SSL Not working on Mobile

Please fill out the fields below so we can help you better. Note: you must provide your domain name to get help. Domain names for issued certificates are all made public in Certificate Transparency logs (e.g. https://crt.sh/?q=example.com), so withholding your domain name here does not increase secrecy, but only makes it harder for us to provide help.

My domain is: www.fulltimebull.com

I ran this command: https://www.digitalocean.com/community/tutorials/how-to-secure-apache-with-let-s-encrypt-on-ubuntu-14-04

Followed this guide

It produced this output: SSL works perfectly on the desktop but i am unable to access it on my iphone. I receive an error that says “This connection is not private”.

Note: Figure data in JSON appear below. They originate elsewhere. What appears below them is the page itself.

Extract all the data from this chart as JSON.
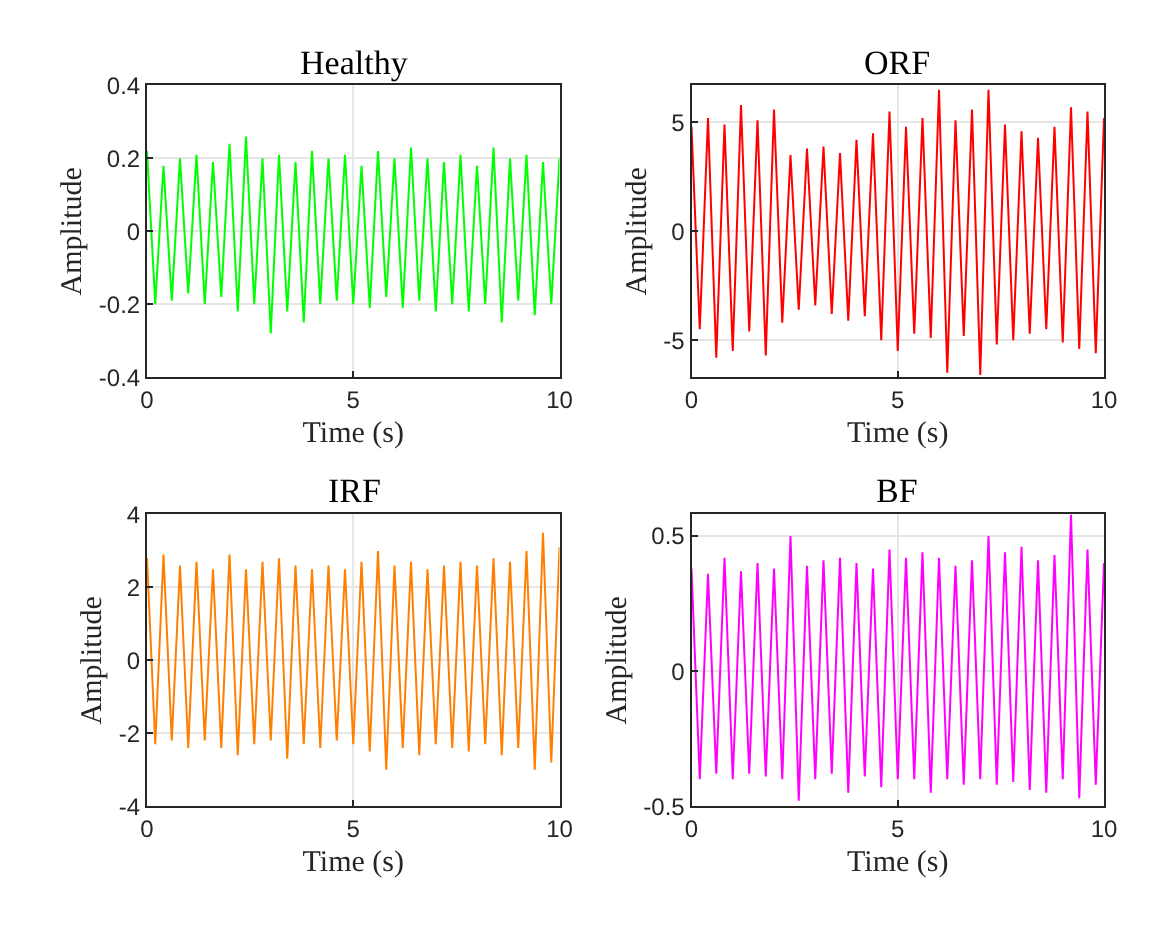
{
  "chart_data": [
    {
      "type": "line",
      "title": "Healthy",
      "xlabel": "Time (s)",
      "ylabel": "Amplitude",
      "xlim": [
        0,
        10
      ],
      "xticks": [
        0,
        5,
        10
      ],
      "ylim": [
        -0.4,
        0.4
      ],
      "yticks": [
        -0.4,
        -0.2,
        0,
        0.2,
        0.4
      ],
      "grid": true,
      "legend": false,
      "x": [
        0,
        0.2,
        0.4,
        0.6,
        0.8,
        1,
        1.2,
        1.4,
        1.6,
        1.8,
        2,
        2.2,
        2.4,
        2.6,
        2.8,
        3,
        3.2,
        3.4,
        3.6,
        3.8,
        4,
        4.2,
        4.4,
        4.6,
        4.8,
        5,
        5.2,
        5.4,
        5.6,
        5.8,
        6,
        6.2,
        6.4,
        6.6,
        6.8,
        7,
        7.2,
        7.4,
        7.6,
        7.8,
        8,
        8.2,
        8.4,
        8.6,
        8.8,
        9,
        9.2,
        9.4,
        9.6,
        9.8,
        10
      ],
      "series": [
        {
          "color": "#00ff00",
          "values": [
            0.22,
            -0.2,
            0.18,
            -0.19,
            0.2,
            -0.17,
            0.21,
            -0.2,
            0.19,
            -0.18,
            0.24,
            -0.22,
            0.26,
            -0.2,
            0.2,
            -0.28,
            0.21,
            -0.22,
            0.19,
            -0.25,
            0.22,
            -0.2,
            0.2,
            -0.19,
            0.21,
            -0.2,
            0.18,
            -0.21,
            0.22,
            -0.18,
            0.2,
            -0.21,
            0.23,
            -0.19,
            0.2,
            -0.22,
            0.19,
            -0.2,
            0.21,
            -0.22,
            0.18,
            -0.2,
            0.23,
            -0.25,
            0.2,
            -0.19,
            0.21,
            -0.23,
            0.19,
            -0.2,
            0.2
          ]
        }
      ]
    },
    {
      "type": "line",
      "title": "ORF",
      "xlabel": "Time (s)",
      "ylabel": "Amplitude",
      "xlim": [
        0,
        10
      ],
      "xticks": [
        0,
        5,
        10
      ],
      "ylim": [
        -6.7,
        6.7
      ],
      "yticks": [
        -5,
        0,
        5
      ],
      "grid": true,
      "legend": false,
      "x": [
        0,
        0.2,
        0.4,
        0.6,
        0.8,
        1,
        1.2,
        1.4,
        1.6,
        1.8,
        2,
        2.2,
        2.4,
        2.6,
        2.8,
        3,
        3.2,
        3.4,
        3.6,
        3.8,
        4,
        4.2,
        4.4,
        4.6,
        4.8,
        5,
        5.2,
        5.4,
        5.6,
        5.8,
        6,
        6.2,
        6.4,
        6.6,
        6.8,
        7,
        7.2,
        7.4,
        7.6,
        7.8,
        8,
        8.2,
        8.4,
        8.6,
        8.8,
        9,
        9.2,
        9.4,
        9.6,
        9.8,
        10
      ],
      "series": [
        {
          "color": "#ff0000",
          "values": [
            4.8,
            -4.5,
            5.2,
            -5.8,
            4.9,
            -5.5,
            5.8,
            -4.6,
            5.1,
            -5.7,
            5.6,
            -4.2,
            3.5,
            -3.6,
            3.8,
            -3.4,
            3.9,
            -3.8,
            3.6,
            -4.1,
            4.2,
            -3.9,
            4.5,
            -5.0,
            5.5,
            -5.5,
            4.8,
            -4.7,
            5.2,
            -4.9,
            6.5,
            -6.5,
            5.1,
            -4.8,
            5.6,
            -6.6,
            6.5,
            -5.2,
            4.9,
            -5.0,
            4.6,
            -4.7,
            4.3,
            -4.5,
            4.8,
            -5.1,
            5.7,
            -5.4,
            5.5,
            -5.6,
            5.2
          ]
        }
      ]
    },
    {
      "type": "line",
      "title": "IRF",
      "xlabel": "Time (s)",
      "ylabel": "Amplitude",
      "xlim": [
        0,
        10
      ],
      "xticks": [
        0,
        5,
        10
      ],
      "ylim": [
        -4,
        4
      ],
      "yticks": [
        -4,
        -2,
        0,
        2,
        4
      ],
      "grid": true,
      "legend": false,
      "x": [
        0,
        0.2,
        0.4,
        0.6,
        0.8,
        1,
        1.2,
        1.4,
        1.6,
        1.8,
        2,
        2.2,
        2.4,
        2.6,
        2.8,
        3,
        3.2,
        3.4,
        3.6,
        3.8,
        4,
        4.2,
        4.4,
        4.6,
        4.8,
        5,
        5.2,
        5.4,
        5.6,
        5.8,
        6,
        6.2,
        6.4,
        6.6,
        6.8,
        7,
        7.2,
        7.4,
        7.6,
        7.8,
        8,
        8.2,
        8.4,
        8.6,
        8.8,
        9,
        9.2,
        9.4,
        9.6,
        9.8,
        10
      ],
      "series": [
        {
          "color": "#ff8000",
          "values": [
            2.8,
            -2.3,
            2.9,
            -2.2,
            2.6,
            -2.4,
            2.7,
            -2.2,
            2.5,
            -2.4,
            2.9,
            -2.6,
            2.5,
            -2.3,
            2.7,
            -2.2,
            2.8,
            -2.7,
            2.6,
            -2.3,
            2.5,
            -2.4,
            2.6,
            -2.2,
            2.5,
            -2.3,
            2.7,
            -2.5,
            3.0,
            -3.0,
            2.6,
            -2.4,
            2.7,
            -2.6,
            2.5,
            -2.3,
            2.6,
            -2.4,
            2.7,
            -2.5,
            2.6,
            -2.3,
            2.8,
            -2.6,
            2.7,
            -2.4,
            3.0,
            -3.0,
            3.5,
            -2.8,
            3.1
          ]
        }
      ]
    },
    {
      "type": "line",
      "title": "BF",
      "xlabel": "Time (s)",
      "ylabel": "Amplitude",
      "xlim": [
        0,
        10
      ],
      "xticks": [
        0,
        5,
        10
      ],
      "ylim": [
        -0.5,
        0.58
      ],
      "yticks": [
        -0.5,
        0,
        0.5
      ],
      "grid": true,
      "legend": false,
      "x": [
        0,
        0.2,
        0.4,
        0.6,
        0.8,
        1,
        1.2,
        1.4,
        1.6,
        1.8,
        2,
        2.2,
        2.4,
        2.6,
        2.8,
        3,
        3.2,
        3.4,
        3.6,
        3.8,
        4,
        4.2,
        4.4,
        4.6,
        4.8,
        5,
        5.2,
        5.4,
        5.6,
        5.8,
        6,
        6.2,
        6.4,
        6.6,
        6.8,
        7,
        7.2,
        7.4,
        7.6,
        7.8,
        8,
        8.2,
        8.4,
        8.6,
        8.8,
        9,
        9.2,
        9.4,
        9.6,
        9.8,
        10
      ],
      "series": [
        {
          "color": "#ff00ff",
          "values": [
            0.38,
            -0.4,
            0.36,
            -0.38,
            0.42,
            -0.4,
            0.37,
            -0.38,
            0.4,
            -0.39,
            0.38,
            -0.4,
            0.5,
            -0.48,
            0.39,
            -0.4,
            0.41,
            -0.38,
            0.42,
            -0.45,
            0.4,
            -0.39,
            0.38,
            -0.43,
            0.45,
            -0.4,
            0.42,
            -0.4,
            0.44,
            -0.45,
            0.42,
            -0.4,
            0.39,
            -0.42,
            0.41,
            -0.4,
            0.5,
            -0.42,
            0.44,
            -0.41,
            0.46,
            -0.44,
            0.41,
            -0.45,
            0.43,
            -0.4,
            0.58,
            -0.47,
            0.45,
            -0.42,
            0.4
          ]
        }
      ]
    }
  ]
}
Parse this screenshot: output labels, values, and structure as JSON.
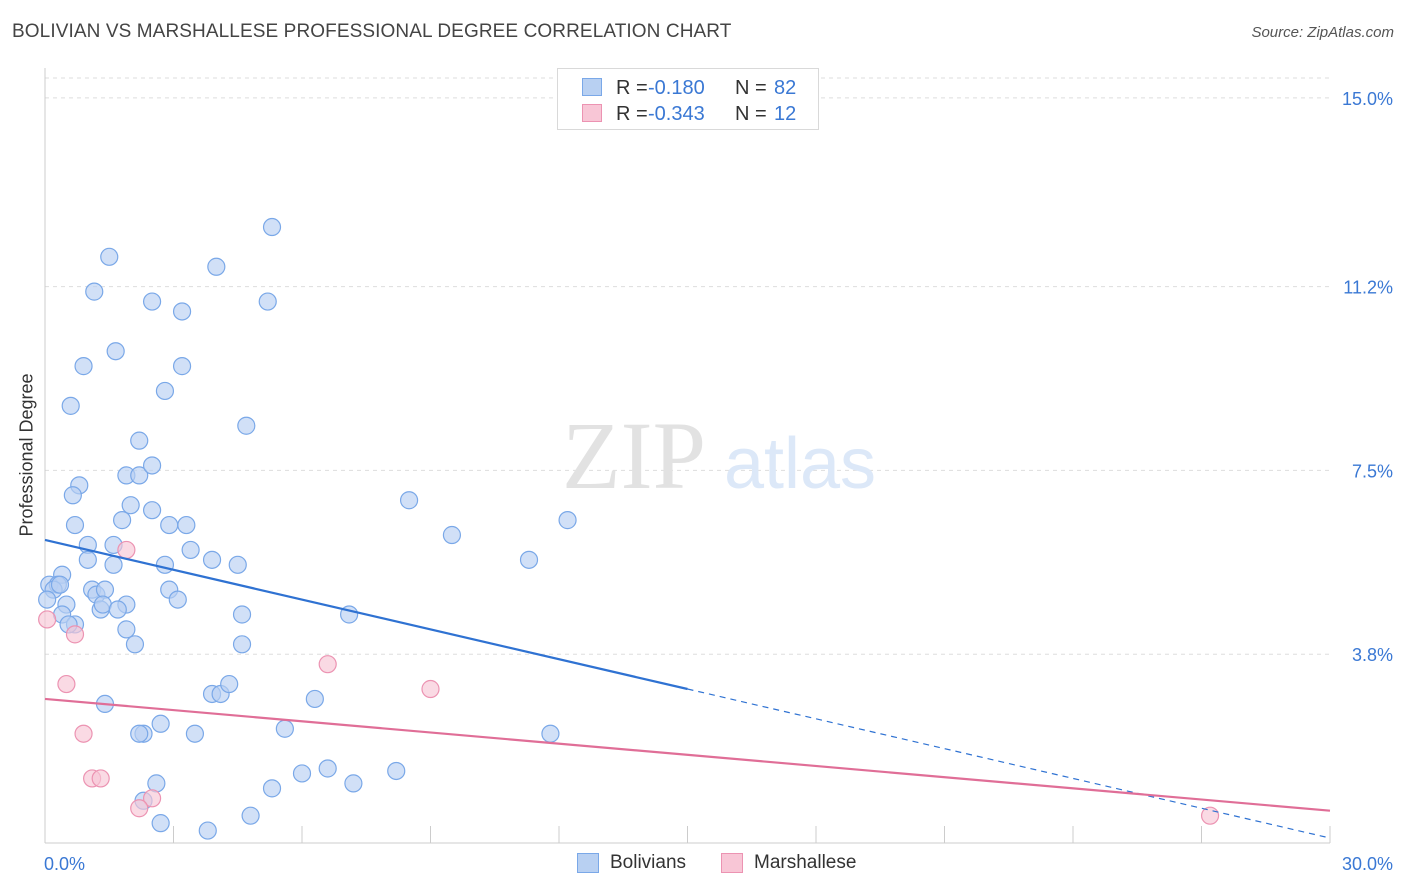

My web server is (include version): Ubuntu latest

The operating system my web server runs on is (include version): Apache latest

My hosting provider, if applicable, is: Digital Ocean

I can login to a root shell on my machine (yes or no, or I don’t know): Yes

I’m using a control panel to manage my site (no, or provide the name and version of the control panel): Wordpress

The version of my client is (e.g. output of certbot --version or certbot-auto --version if you’re using Certbot): 0.28.0

Are you sure you’re not visiting https://fulltimebull.com/ on mobile? Versus https://www.fulltimebull.com ?

1 Like

Hi @Gamblegray

you have both versions in your DNS settings - non-www and www ( https://check-your-website.server-daten.de/?q=fulltimebull.com ):

Host T IP-Address is auth. ∑ Queries ∑ Timeout
fulltimebull.com A 134.209.29.231
London/London, City of/GB yes 2 0
AAAA yes
www.fulltimebull.com C fulltimebull.com yes 1 0
A 134.209.29.231
London/London, City of/GB yes

But your certificate has only the www domain name:

CN=www.fulltimebull.com
	14.05.2019
	12.08.2019
expires in 55 days	www.fulltimebull.com - 1 entry

So your non-www version isn’t secure.

Domainname Http-Status redirect Sec. G
http://fulltimebull.com/
134.209.29.231 301 https://fulltimebull.com/ 0.050 A
http://www.fulltimebull.com/
134.209.29.231 301 https://fulltimebull.com/ 0.047 E
https://fulltimebull.com/
134.209.29.231 301 https://www.fulltimebull.com/ 0.584 N
Certificate error: RemoteCertificateNameMismatch
https://www.fulltimebull.com/
134.209.29.231 200 0.503 I

Grade N -> certificate is invalid.

Mobile users -> they don’t type in www -> that doesn’t work.

Create one certificate with both domain names (non-www and www) and use that. So both domain names can use the same certificate.

3 Likes

Worked a charm, thank you!

2 Likes

Ok to re open this topic, i now have SSL working on my mobile but now i get the same error when on the desktop. I guess it has something to do with the www.fulltimebull.com / fulltimebull.com. Is it possible to just remove the non www version from access so no matter what is entered in the search bar it just directs to www.fulltimebull.com with an SSL Cert?

Your configuration is now correct - check https://check-your-website.server-daten.de/?q=fulltimebull.com

Both connections are secure

Domainname Http-Status redirect Sec. G
http://fulltimebull.com/
134.209.29.231 301 https://fulltimebull.com/ 0.054 A
http://www.fulltimebull.com/
134.209.29.231 301 https://fulltimebull.com/ 0.057 E
https://fulltimebull.com/
134.209.29.231 301 https://www.fulltimebull.com/ 0.590 B
https://www.fulltimebull.com/
134.209.29.231 200 0.503 I

and your certificate has both domain names:

CN=fulltimebull.com
	18.06.2019
	16.09.2019
expires in 88 days	fulltimebull.com, www.fulltimebull.com - 2 entries

And your chain is correct:

Chain (complete)	
	1	CN=fulltimebull.com
	2	CN=Let's Encrypt Authority X3, O=Let's Encrypt, C=US

The only thing - a missing file

https://www.fulltimebull.com/wp-content/uploads/2019/05/minimal-pattern.png

–>> Grade I. But your certificate is correct - perhaps only a caching problem.

This topic was automatically closed 30 days after the last reply. New replies are no longer allowed.